2. Material and Methods

2.1. Plant Material

The Micro-Pep pepper (C. annuum L.), which has a dwarf and compact growth habit, was used to create a mutant population by EMS. The seeds were surface disinfected with 10% trisodium phosphate for 20 min, followed by 50% Clorox for 10 min, and then washed under tap water for 1 h.

2.2. Mutagenesis

The concentration of EMS to be used was optimized prior to the large-scale treatment: seeds (100 per treatment) were treated with 1.0, 1.3, 1.5, or 2.0% of EMS and their germination percentage quantified. For the large-scale experiment, 9500 seeds were mutagenized in four batches. Seeds were presoaked in distilled water in an orbital shaking incubator (100 rpm) for 18 h at 24 °C. Seeds were then immersed in a 1.3% EMS (Sigma-Aldrich, Saint Louis, MO, USA) solution in 0.1 M sodium phosphate buffer (pH 7.0) to prevent rapid hydrolysis [19] and incubated for 12 h at 20℃ in a shaking incubator (100 rpm) in a dark. Treated seeds were washed with 0.5% ethyl acetate (Sigma-Aldrich, Saint Louis, MO, USA) diluted in 0.1 M phosphate buffer (pH 7.0) for 50 min [7]. In a next step, seeds were washed with 0.5 mM sodium thiosulfate (pH 9.0) for 45 min. Finally, seeds were washed under running tap water for 3 h. Control seeds were treated with 0.1 M phosphate buffer (pH 7.0) and then processed like the EMS-treated seeds.

2.3. Construction of M₁, M₂, and M₃ Generations

Micro-Pep M₁ seeds were sown in 72-hole trays in soilless medium (Baroker-Seoul Bio, Korea). Seedlings were transplanted into small pots 30 days post-planting. M₁ plants were observed, and their phenotypic data were recorded. After fruit ripening, the mature seeds were harvested, sorted, labeled, air dried, packed, and stored at the seed storage bank of the Seoul National University, Seoul, Korea in 2015. Ten plants each from 1300 M₂ families were grown under greenhouse conditions. Standard agronomic practices were utilized, and the M₂ generation was screened morphologically in the four-year interval from 2016 to 2019. The seeds were harvested in bulk for each M₂ line and stored for the M₃ generation.

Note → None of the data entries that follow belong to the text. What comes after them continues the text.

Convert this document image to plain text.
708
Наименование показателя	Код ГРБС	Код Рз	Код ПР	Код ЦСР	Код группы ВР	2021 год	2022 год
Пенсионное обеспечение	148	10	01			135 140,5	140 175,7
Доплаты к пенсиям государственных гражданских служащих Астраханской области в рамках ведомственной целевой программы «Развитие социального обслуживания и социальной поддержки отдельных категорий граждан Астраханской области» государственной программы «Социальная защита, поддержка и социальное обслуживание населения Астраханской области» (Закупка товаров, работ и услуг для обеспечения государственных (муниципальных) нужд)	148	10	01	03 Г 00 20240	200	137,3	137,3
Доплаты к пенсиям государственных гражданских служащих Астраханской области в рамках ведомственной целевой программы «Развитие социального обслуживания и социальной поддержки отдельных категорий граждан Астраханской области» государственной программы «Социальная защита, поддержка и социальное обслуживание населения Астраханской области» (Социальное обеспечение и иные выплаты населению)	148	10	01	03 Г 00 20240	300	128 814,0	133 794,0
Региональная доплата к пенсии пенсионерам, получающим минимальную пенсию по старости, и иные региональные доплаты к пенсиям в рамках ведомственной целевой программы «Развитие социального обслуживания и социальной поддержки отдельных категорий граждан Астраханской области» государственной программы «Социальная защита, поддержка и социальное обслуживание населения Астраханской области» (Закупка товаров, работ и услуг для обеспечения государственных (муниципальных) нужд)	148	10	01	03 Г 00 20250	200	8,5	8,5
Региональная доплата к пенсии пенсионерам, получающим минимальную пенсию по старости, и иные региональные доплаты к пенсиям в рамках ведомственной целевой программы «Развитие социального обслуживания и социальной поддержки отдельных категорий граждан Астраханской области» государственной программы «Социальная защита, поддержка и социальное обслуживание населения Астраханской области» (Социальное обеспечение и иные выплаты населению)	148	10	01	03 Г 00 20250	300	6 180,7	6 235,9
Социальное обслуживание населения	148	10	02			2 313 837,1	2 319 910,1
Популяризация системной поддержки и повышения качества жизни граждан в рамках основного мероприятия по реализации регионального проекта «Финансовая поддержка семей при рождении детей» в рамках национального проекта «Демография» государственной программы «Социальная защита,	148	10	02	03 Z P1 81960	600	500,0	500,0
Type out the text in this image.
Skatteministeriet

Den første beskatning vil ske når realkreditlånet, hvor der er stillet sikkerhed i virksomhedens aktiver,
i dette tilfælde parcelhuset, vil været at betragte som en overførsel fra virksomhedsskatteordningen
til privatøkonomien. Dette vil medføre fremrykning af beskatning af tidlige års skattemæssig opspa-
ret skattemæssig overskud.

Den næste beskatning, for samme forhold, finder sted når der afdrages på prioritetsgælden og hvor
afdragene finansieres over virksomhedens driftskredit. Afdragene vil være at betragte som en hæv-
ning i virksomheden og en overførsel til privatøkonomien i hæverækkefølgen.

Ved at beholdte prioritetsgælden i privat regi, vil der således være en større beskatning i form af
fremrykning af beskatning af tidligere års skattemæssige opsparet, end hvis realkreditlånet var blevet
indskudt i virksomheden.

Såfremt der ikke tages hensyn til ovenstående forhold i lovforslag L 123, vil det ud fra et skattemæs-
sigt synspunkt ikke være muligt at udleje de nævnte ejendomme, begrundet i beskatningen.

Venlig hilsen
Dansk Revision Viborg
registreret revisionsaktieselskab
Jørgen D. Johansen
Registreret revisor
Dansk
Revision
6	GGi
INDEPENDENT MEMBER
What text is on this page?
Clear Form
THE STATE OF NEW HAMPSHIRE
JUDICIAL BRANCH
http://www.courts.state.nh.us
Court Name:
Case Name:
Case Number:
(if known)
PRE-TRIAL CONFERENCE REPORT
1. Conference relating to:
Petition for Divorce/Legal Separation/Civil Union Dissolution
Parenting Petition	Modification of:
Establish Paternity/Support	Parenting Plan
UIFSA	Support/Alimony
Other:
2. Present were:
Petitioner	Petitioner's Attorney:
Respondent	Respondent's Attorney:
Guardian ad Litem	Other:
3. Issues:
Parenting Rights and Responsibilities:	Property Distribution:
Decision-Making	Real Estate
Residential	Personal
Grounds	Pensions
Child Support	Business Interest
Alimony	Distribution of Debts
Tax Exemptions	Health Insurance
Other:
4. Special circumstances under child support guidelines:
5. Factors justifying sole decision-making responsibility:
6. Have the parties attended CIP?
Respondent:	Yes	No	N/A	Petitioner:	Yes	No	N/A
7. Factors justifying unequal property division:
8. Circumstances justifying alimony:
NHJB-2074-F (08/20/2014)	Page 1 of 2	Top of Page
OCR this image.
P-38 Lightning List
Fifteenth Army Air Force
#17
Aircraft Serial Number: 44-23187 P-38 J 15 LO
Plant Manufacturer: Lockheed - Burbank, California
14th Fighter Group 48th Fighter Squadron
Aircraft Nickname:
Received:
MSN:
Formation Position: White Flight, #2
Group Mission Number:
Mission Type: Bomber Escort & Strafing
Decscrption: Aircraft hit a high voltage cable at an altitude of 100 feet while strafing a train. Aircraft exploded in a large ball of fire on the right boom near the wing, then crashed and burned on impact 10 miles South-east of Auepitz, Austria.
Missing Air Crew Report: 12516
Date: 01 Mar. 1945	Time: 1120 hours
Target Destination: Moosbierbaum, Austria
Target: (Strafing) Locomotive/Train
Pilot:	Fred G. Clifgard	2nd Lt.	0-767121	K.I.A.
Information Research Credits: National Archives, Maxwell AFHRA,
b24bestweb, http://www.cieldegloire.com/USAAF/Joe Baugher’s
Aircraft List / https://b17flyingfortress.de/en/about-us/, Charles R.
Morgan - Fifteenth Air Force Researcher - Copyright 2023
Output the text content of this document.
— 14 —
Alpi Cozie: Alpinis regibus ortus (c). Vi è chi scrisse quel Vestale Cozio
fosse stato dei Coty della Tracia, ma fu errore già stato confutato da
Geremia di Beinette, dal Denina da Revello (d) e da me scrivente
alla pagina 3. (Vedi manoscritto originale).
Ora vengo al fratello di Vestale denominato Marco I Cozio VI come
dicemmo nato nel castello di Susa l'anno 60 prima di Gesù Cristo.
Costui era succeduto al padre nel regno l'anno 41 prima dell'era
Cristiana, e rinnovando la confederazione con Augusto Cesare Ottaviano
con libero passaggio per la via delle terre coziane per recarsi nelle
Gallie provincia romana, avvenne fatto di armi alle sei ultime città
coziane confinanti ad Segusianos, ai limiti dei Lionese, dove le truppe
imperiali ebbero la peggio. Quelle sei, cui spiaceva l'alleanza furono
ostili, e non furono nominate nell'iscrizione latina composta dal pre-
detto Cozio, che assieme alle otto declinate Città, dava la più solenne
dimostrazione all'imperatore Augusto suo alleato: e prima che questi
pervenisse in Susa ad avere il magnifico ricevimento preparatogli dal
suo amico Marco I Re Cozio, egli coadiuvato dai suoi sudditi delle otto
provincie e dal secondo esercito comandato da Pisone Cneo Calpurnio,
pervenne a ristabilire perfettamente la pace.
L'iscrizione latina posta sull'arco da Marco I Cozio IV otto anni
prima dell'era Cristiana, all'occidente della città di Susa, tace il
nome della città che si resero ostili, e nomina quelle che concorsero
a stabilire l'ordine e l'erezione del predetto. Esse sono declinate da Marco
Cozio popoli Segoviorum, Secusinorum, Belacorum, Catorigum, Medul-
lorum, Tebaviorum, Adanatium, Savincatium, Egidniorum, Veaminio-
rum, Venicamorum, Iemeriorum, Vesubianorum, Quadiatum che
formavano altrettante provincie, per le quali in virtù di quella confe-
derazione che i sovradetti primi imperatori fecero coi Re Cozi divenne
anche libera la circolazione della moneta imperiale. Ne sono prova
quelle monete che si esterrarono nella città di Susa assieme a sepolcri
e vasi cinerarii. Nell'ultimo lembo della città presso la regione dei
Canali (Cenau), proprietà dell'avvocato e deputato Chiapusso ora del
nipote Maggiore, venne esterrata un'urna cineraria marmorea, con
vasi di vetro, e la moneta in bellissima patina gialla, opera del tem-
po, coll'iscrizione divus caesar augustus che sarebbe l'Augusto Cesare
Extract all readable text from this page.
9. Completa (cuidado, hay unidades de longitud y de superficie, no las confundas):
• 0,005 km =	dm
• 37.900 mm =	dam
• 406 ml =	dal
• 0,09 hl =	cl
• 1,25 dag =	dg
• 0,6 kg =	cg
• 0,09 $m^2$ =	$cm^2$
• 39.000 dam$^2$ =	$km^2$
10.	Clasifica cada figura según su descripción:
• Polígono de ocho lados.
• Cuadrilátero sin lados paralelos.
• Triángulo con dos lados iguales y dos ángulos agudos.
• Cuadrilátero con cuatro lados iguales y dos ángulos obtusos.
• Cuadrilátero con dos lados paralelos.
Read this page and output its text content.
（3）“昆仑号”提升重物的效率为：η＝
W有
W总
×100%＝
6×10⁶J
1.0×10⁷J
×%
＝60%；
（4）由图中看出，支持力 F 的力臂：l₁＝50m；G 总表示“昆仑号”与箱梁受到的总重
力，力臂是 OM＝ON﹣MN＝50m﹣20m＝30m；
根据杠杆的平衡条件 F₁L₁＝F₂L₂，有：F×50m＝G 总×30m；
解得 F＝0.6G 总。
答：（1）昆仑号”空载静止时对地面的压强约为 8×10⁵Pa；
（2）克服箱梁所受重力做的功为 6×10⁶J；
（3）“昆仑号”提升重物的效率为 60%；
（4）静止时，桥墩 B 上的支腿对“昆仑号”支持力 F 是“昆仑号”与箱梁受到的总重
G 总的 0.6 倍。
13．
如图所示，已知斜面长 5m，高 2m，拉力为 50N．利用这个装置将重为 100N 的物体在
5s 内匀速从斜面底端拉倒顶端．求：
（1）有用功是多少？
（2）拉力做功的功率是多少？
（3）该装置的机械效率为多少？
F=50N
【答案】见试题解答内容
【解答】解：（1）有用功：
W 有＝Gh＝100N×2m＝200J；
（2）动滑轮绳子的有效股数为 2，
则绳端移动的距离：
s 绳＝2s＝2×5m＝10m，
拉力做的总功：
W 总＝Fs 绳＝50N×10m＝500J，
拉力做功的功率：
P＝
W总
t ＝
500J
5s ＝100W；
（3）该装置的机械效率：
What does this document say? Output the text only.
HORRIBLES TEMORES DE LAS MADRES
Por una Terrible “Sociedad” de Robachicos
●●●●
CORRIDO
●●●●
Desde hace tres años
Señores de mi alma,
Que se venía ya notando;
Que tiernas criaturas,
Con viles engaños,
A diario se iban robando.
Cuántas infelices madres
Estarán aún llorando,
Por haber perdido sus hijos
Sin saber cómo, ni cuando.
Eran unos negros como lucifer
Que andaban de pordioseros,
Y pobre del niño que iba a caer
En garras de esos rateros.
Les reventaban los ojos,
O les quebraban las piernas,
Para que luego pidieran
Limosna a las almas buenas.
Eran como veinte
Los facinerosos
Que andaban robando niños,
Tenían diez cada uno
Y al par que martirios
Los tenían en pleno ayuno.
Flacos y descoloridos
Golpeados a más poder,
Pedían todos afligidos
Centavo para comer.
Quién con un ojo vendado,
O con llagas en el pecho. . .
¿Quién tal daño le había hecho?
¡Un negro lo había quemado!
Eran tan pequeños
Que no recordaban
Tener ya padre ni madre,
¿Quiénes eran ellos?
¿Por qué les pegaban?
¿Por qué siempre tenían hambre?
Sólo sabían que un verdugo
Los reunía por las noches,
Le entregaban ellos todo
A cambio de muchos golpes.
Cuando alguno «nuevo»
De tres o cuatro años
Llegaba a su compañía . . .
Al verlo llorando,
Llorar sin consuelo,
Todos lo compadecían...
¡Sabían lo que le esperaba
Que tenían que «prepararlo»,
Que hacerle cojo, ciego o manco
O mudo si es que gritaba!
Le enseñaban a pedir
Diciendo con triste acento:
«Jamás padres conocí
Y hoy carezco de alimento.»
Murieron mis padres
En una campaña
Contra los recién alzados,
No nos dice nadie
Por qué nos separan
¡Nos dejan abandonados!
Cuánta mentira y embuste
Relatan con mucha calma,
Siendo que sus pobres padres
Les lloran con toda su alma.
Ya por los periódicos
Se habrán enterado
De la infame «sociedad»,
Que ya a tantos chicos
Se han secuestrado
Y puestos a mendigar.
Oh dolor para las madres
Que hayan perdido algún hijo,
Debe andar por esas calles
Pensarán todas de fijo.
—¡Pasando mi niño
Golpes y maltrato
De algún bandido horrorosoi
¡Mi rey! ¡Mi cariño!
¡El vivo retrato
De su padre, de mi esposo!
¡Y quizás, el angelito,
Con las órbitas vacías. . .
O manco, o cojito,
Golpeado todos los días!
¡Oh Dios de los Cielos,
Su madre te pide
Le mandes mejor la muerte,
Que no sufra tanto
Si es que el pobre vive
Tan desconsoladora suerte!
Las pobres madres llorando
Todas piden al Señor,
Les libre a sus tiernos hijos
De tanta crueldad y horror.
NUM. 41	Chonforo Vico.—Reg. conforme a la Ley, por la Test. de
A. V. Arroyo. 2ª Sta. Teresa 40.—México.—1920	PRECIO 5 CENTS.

2.4. Phenotype Evaluation of M₂ Plants

M₂ plants were evaluated for plant growth, habit, leaf color and shape, and flower- and fruit color, morphology-related traits. Each M₂ line was evaluated for growth abnormalities from seedling to fruit harvesting. The phenotypes were recorded according to four major classes and eleven subclasses [7]. Furthermore, the frequency and segregation ratio of mutant characters in each M₂ line was calculated.

2.5. TILLING Experiment

DNA of each M₂ plant was extracted from 3-week-old seedlings as described previously [3] and bulked (10×) to make one representative sample for each M₂ family. Seven-hundred M₂ samples of Micro-Pep and 1760 Yuwol-cho samples [3,7] comprising 2460 M₂ mutant families were used to optimize the TILLING protocol for pepper. Wild-type Micro-Pep, Yuwol-cho, and two other C. annuum accessions (i.e., CM334 and Dempsey) were used as controls. The DNA of all the samples and control accessions was normalized at 20 ng/μL using sterile distilled water and pooled four-fold. Primers were designed for the eIF4E sequence (C. annuum pvr1 locus (accession No. NC_029980.1)) with the Primer3 web tool (

Table 1. Primers used to amplify the eIF4E gene

Primer	Sequence (5ʹ->3ʹ)
Pvr1_Exon1_F	AAAGCACACAGCACCAACAA
Pvr1_Exon1_R	CAACCATAAATATACCCCGAGAA
Pvr1_Exon2-3_1F	GCGCTTTGAGTTATCGTACA
Pvr1_Exon2-3_1R	AGAGTGAGGCGAAGTTTGAG
Pvr1_Exon2-3_2F	GAGTTATCGTACAACTTGGACTGTG
Pvr1_Exon2-3_2R	GATATAACTGATGACTTCCCCTCTT
Pvr1_Exon4-5_F	GGTGATGTCGTTTTGTCTCA
Pvr1_Exon4-5_R	TCTGTGATTTGATGTGTGCTC

F, forward; R, reverse.

). PCR amplification was performed as previously described by [3]. TILLING was performed in four steps: (1) PCR amplification with gene-specific primers, (2) heteroduplex DNA construction, (3) cleavage by endonucleases using the mutation detection Kit-S1000 (Integrated DNA Technologies, Inc. USA), and (4) mutation detection by capillary gel electrophoresis analysis (Advanced Analytical Technologies, Inc., Ankeny, IA, USA). The Sanger sequencing method was used to evaluate the results obtained in the enzymatic mismatch cleavage inspection.

3. Results

3.1. Effect of EMS dose on Seed Germination

Micro-Pep is a decorative pepper plant with short internodes, whorled phyllotaxy, lanceolate leaves, and attenuate rounded fruits. Its compact growth and small size make the accession suitable for mutation studies. The EMS concentration used in the treatment of seeds is crucial for the successful development of a mutant population. Therefore, we tested the effect of different EMS concentrations (1, 1.3, 1.5, and 2% EMS) on germination two weeks after placing the seeds in moist petri dishes. As expected, the percentage of germinated seeds decreased with the increase in EMS concentration (Figure 1). The lowest germination (59%, compared with 96% in the control) was obtained with a treatment with 2% EMS, and the highest (91%) with 1% EMS (Figure 1). The germination markedly decreased from 80 to 69% with 1.3 and 1.5% of EMS, respectively (Figure 1). Based on these results, to ensure that we obtain a sufficient population after mutagenesis, we selected the 1.3% concentration to generate a mutant pepper population.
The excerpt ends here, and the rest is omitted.